Dentro Las letras
(2015) c’è una questione sotterranea svelata soltanto
nei titoli di coda che in realtà non è sotterranea
affatto perché la storia di Alberto Patishtán è
centrale, è un perno che fa roteare tutto l’impianto di
Pablo Chavarría Gutiérrez. Eppure, nonostante questa
apertura politica e inaspettata che ci viene data nel finale, il film
del giovane regista messicano si era comunque costruito una sua
precipua indipendenza. Da cosa? Ma dai significati, ovviamente. E ciò
è pura manna perché Las letras è un’opera
che procede per stati percettivi, vibrazioni, onde invisibili: se c’è
un cinema che è libero dai chiodi della narrazione allora è
quello di Chavarría Gutiérrez, e il sottoscritto non se
la sente nemmeno di parlare di astrazione e men che meno di realismo, è
un’altra dimensione quella in cui veniamo trasportati, forse
un’ibridazione delle due istanze, forse, semplicemente, non lo so,
e ne sono immensamente contento perché dall’ignoranza, da
un’incapacità di esprimere a parole quanto visto, nasce la
certezza che questo tipo di cinema esiste e lotta, per se stesso, per
gli indifesi come Patishtán, per noi, e per me, che da
spettatore qualunque, conficcato nell’arida terra della vita acre,
potrò dire, parafrasando Neruda, “confesso che ho sentito”.
L’autore di Alexfilm
(2015), altro lavoro che esige tassativamente una visione, sa usare
la camera come una siringa, ci sono dei piccoli shock dentro Las
letras, quadri sensoriali cavi, pozzi vertiginosi che una volta
guardati invadono e accendono; non si tratta, ovviamente, di una
rappresentazione classica perché la forza di Gutiérrez
è anche quella di una ricerca visivo-sonora insaziabile,
vediamo le cose in modo nuovo con lui, e di questo non possiamo fare
altro che rendergli un grazie titanico.
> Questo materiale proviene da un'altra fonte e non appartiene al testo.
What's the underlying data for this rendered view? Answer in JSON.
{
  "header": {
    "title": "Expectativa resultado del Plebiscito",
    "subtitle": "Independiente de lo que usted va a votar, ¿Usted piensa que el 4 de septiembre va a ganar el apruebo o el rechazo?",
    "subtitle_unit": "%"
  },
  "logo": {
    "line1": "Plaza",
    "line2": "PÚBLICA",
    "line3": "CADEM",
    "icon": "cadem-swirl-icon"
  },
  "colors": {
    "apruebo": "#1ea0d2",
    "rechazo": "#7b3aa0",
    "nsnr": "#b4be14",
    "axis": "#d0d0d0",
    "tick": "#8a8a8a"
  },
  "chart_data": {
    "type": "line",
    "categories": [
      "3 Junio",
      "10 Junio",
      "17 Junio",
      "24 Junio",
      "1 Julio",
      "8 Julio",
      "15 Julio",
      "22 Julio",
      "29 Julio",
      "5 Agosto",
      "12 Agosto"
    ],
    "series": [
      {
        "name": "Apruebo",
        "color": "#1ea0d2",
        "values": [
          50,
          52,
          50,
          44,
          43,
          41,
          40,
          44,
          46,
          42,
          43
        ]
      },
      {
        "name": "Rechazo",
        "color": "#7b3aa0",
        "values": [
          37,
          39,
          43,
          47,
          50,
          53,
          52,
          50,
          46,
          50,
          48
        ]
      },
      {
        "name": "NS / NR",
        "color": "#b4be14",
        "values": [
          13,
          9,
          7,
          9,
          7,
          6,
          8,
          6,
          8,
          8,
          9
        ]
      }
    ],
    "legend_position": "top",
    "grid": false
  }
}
È un film sulle
persone Las letras (quanta vastità c’è dentro
una carrellata di primi piani?), lo è come altri, ma senza
essere uguale a nessuno, ed è anche un film che si congiunge
alla natura, anche qui non è il primo a farlo, e nuovamente,
per il suo vagare pressoché animalesco (lo strumento fatto
viaggiare a pochi centimetri dalla boscaglia, una bestia col muso
radente al terreno che fiuta qualcosa, o un insetto che svolazza tra
gli arbusti ebbro di nettare), lo è in un modo che non ha
precedenti. Uomo e natura, vita e morte, prigione e libertà, i
tag che classificano l’opera sembrano convogliarsi nel lungo piano
sequenza conclusivo dove un gruppo di ragazzini, il cui girovagare mi
ha ricordato quello di Pude ver un puma (2011), dopo un’ascesa
più mentale che fisica, dissotterrano il feticcio luciferino,
un plausibile emblema del male, dopodiché il mondo cambia: si
capovolge, l’ordine è sovvertito, la rivoluzione è
attuata, l’uomo è libero e può guardare il cielo
sopra di lui.
Grazie a Francesco “poor
Yorick” Cazzin, una persona che ha fatto e sta facendo conoscere
all’Italia un cinema di cui non sapevamo nemmeno l’esistenza.